2. What do customers hate? They hate when a service doesn't go as expected. Thean gave an example of a hosting company that pays customers if their sites don't migrate properly.

3. Figure out if your company has an inherent asset built into its DNA.

Next: Executing Your Business Strategy

Executing Your Business Strategy
Executing on a brand promise is simple -- but it's not easy, Thean said. First, discern what your company's key activities are. What do you do better than anyone else? Then, determine how to measure your actions, so you know you are fulfilling your brand promise. Company employees are constantly busy, often stretched thin. It's important to measure, said Thean, to be sure that all that energy is not being wasted running toward the wrong target.

Thean is a fan of dashboards; visual aids that are publicly posted that help employees and management face reality and make improvements on their own. Such systems encourage self-correction; employees that self-correct -- rather than have a manager tell them what is wrong and how to fix it -- save time and money.

By employing a simple red, yellow and green scoring system, managers can tell at a glance whether customers are buying products and services because of brand promise; whether it has been easier to generate sales because of your brand promise; and if customers are seeing your unique brand promise or are just reminded them of another company.

Using Guarantees To Win the Business
"How do you compel a customer to buy?" asked Thean. The answer: Reduce his or her risk. That can be done through the use of a guarantee. In the earlier example of the hosting company, if the data was lost during migration, the customer got money back.

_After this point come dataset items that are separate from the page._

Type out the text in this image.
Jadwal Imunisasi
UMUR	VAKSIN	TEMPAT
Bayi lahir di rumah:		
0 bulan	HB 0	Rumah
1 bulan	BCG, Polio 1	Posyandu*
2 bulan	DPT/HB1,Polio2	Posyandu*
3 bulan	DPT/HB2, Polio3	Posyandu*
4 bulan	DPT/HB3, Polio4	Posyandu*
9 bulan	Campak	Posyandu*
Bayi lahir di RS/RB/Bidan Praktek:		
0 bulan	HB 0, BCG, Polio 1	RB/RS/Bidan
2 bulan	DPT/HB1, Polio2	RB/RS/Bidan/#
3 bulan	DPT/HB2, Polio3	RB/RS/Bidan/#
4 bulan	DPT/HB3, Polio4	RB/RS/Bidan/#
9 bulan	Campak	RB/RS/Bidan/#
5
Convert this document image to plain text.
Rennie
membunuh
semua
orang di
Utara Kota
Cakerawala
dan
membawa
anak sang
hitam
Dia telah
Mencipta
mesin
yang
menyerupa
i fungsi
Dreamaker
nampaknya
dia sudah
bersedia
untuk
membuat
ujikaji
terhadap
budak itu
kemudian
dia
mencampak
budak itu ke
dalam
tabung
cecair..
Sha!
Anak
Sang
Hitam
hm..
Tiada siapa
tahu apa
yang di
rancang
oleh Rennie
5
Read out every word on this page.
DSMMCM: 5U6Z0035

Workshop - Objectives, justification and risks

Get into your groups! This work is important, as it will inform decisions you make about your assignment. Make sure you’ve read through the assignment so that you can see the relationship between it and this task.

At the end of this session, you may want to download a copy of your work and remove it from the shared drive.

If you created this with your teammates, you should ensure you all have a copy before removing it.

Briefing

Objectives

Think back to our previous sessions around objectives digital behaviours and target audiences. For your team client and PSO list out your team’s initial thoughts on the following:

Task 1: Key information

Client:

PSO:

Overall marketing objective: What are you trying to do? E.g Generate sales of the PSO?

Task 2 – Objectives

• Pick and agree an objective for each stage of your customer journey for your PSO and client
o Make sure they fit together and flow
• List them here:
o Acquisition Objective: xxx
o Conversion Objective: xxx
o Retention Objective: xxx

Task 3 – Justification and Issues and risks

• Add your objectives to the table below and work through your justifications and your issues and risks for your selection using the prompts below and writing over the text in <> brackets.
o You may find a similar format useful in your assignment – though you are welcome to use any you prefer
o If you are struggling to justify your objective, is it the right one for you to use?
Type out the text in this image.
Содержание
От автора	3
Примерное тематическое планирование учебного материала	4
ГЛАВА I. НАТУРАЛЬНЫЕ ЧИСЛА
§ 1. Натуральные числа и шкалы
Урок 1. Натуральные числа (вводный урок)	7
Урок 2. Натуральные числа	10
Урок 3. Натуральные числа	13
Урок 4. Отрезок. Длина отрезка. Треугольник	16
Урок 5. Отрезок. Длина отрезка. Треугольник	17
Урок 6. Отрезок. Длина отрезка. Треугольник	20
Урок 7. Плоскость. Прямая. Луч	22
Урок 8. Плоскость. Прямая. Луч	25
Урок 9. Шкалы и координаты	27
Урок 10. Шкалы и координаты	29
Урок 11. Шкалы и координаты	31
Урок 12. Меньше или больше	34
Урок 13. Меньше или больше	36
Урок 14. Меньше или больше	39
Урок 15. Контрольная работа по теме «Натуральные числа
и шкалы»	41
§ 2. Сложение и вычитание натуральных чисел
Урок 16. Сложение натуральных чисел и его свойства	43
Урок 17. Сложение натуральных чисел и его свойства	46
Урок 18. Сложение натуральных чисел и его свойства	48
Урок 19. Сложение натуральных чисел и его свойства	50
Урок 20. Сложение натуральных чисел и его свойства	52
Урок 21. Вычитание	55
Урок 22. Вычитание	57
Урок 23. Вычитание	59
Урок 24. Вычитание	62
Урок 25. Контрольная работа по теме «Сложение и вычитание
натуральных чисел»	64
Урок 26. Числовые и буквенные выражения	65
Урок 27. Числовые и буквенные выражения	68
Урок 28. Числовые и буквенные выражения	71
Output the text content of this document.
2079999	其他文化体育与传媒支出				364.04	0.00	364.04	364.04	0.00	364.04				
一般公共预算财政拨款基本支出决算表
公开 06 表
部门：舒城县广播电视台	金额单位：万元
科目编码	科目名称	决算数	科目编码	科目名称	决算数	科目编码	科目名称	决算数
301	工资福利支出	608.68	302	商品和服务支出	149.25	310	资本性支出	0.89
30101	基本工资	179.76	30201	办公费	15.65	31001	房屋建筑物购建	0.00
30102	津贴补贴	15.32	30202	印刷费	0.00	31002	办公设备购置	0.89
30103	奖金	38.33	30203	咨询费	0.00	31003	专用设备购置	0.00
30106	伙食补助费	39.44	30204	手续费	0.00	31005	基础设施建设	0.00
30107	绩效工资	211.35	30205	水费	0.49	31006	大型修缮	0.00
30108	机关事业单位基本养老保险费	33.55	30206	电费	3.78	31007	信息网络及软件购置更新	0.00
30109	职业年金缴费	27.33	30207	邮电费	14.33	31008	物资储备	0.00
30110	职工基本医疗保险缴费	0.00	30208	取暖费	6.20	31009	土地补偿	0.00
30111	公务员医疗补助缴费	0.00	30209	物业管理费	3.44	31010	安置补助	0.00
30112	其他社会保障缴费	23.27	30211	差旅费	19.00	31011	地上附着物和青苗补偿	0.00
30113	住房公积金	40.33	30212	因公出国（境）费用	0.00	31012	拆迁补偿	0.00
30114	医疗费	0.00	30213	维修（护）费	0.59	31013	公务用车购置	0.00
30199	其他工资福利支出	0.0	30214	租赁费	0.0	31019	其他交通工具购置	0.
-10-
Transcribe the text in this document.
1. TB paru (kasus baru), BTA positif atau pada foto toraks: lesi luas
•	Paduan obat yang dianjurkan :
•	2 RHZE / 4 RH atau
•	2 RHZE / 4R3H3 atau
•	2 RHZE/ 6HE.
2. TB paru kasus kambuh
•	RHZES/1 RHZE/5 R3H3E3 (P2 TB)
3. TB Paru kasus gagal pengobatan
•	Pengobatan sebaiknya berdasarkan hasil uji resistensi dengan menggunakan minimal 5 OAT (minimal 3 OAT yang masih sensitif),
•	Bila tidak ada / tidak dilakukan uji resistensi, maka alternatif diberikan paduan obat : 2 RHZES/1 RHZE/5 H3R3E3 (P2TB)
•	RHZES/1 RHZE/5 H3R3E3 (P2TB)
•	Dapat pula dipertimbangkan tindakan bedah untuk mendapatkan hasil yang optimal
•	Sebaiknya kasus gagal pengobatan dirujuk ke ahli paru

Another more well-known guarantee was given by auto maker Hyundai back in 2009. Buyers who had financed cars could return their vehicles, at no cost in most cases and with no penalty to their credit rating, if they lost their job or income within a year. Hyundai took the risk away from the customer. Most companies are hesitant to do that because they look at the worst-case scenario: What if all buyers lost their jobs?

That type of extrapolation is unrealistic, and prevents companies from making innovative offers that entice customers to buy, Thean said. Remember: Guarantees are one of those things that competitors don't like to offer, and so will differentiate your company as one that is truly trying to make life easier for customers.